I am interested in seeing how the warehouse robotics landscape evolves. It is becoming clear to me that heterogenous environments will c0ntinue to be a reality, and likely expand along with robot adoption. SVT Robotics is one of the first names I heard in this niche. And finally this week I learned more.

During the Winter of 2020, I attended the Logistics and Warehousing Executive Briefing organized by MassRobotics. As I stated in the subsequent article, The Greater Boston Warehouse Robotics Cluster, robotics integration in the warehouse was the hot topic during the open discussion. A couple of attendees from Fortune 500 companies with substantial warehouse investment plans expressed the importance of integrating the robotics, automation, and IT landscapes within their organizations. This open discussion is where I learned of SVT Robotics, as a representative from the company communicated the firm’s approach to integration projects. Fast forward a year, and SVT Robotics sponsored a product demo session with Promat DX. This session displayed the visualization and logical flow of integration within the SVT Robotics SOFTBOT Platform. I found the recorded demo to be informative and hope to get a deeper briefing from SVT in the near future. Here is a link to the demo URL on the Promat page SVT Robotics Softbot Demo.

SOFTBOT Platform Demonstration

The demonstration walked the viewer through the process of integrating a WMS, autonomous mobile robots (AMR) from two robotics providers, and accompanying features. SVT breaks down its software, or SOFTBOTS, its three categories – connectors, features, and applications. Connectors are pre-built integrations to automation technologies. Features are specific functionality sets such as “picking.” And applications are unique combinations of features and connectors.
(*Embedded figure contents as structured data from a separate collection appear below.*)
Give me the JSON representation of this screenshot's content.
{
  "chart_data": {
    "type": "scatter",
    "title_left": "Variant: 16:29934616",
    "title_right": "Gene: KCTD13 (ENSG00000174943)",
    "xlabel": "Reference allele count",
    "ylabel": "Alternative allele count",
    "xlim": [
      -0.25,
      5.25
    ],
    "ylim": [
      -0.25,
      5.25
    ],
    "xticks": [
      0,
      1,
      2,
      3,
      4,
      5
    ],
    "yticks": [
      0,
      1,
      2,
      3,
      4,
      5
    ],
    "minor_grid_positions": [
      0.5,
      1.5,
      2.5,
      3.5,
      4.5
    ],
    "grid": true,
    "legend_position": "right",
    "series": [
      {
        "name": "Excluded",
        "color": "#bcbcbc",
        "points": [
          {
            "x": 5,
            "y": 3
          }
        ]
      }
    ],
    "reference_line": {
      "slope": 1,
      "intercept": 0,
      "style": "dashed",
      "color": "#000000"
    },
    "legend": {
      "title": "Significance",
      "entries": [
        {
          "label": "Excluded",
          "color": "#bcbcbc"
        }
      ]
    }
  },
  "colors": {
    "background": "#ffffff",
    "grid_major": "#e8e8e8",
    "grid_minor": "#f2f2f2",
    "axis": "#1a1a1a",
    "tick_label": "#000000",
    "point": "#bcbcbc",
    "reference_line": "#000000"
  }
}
An SVT Labs WMS was chosen as the WMS (categorized as a feature), followed by a connector for Mobile Industrial Robots (MiR)and then another connector for Fetch Robotics. Subsequently, a couple features were selected – the Autonomous Mobile Robot Fleet Supervisor to control multiple robots in the solution and the Transport Mission Manager to orchestrate the transportation requests and conformations with user assistance devices. Finally, the connector to the Voodoo Robotics pick-to-light technology was selected.

After the SOFTBOTS were added to the workbench, the application was named and described, and the build out of the app continued. Starting with the WMS, each SOFTBOT was added to the canvas through a simple drag-and-drop process. Blue lines appeared on the graphic display to represent the integration specific to these SOFTBOTS as connected to each other and communicating. Subsequently the app was published. The environmental configuration to the database and server followed. It was then noted that it was a prerequisite to map the robots to the floor and their locations. This configuration was followed by a video of bots in a facility with a human working through an example of a robot mounted pick-to-light device communicating to the robots through the SOFTBOT Platform.

Final Word

I do not find middleware or integration technologies to be terribly exciting. But this demonstration was well thought out and skillfully presented. I recommend further researching the product if you believe it can create value and streamline implementation and integration processes at your facilities.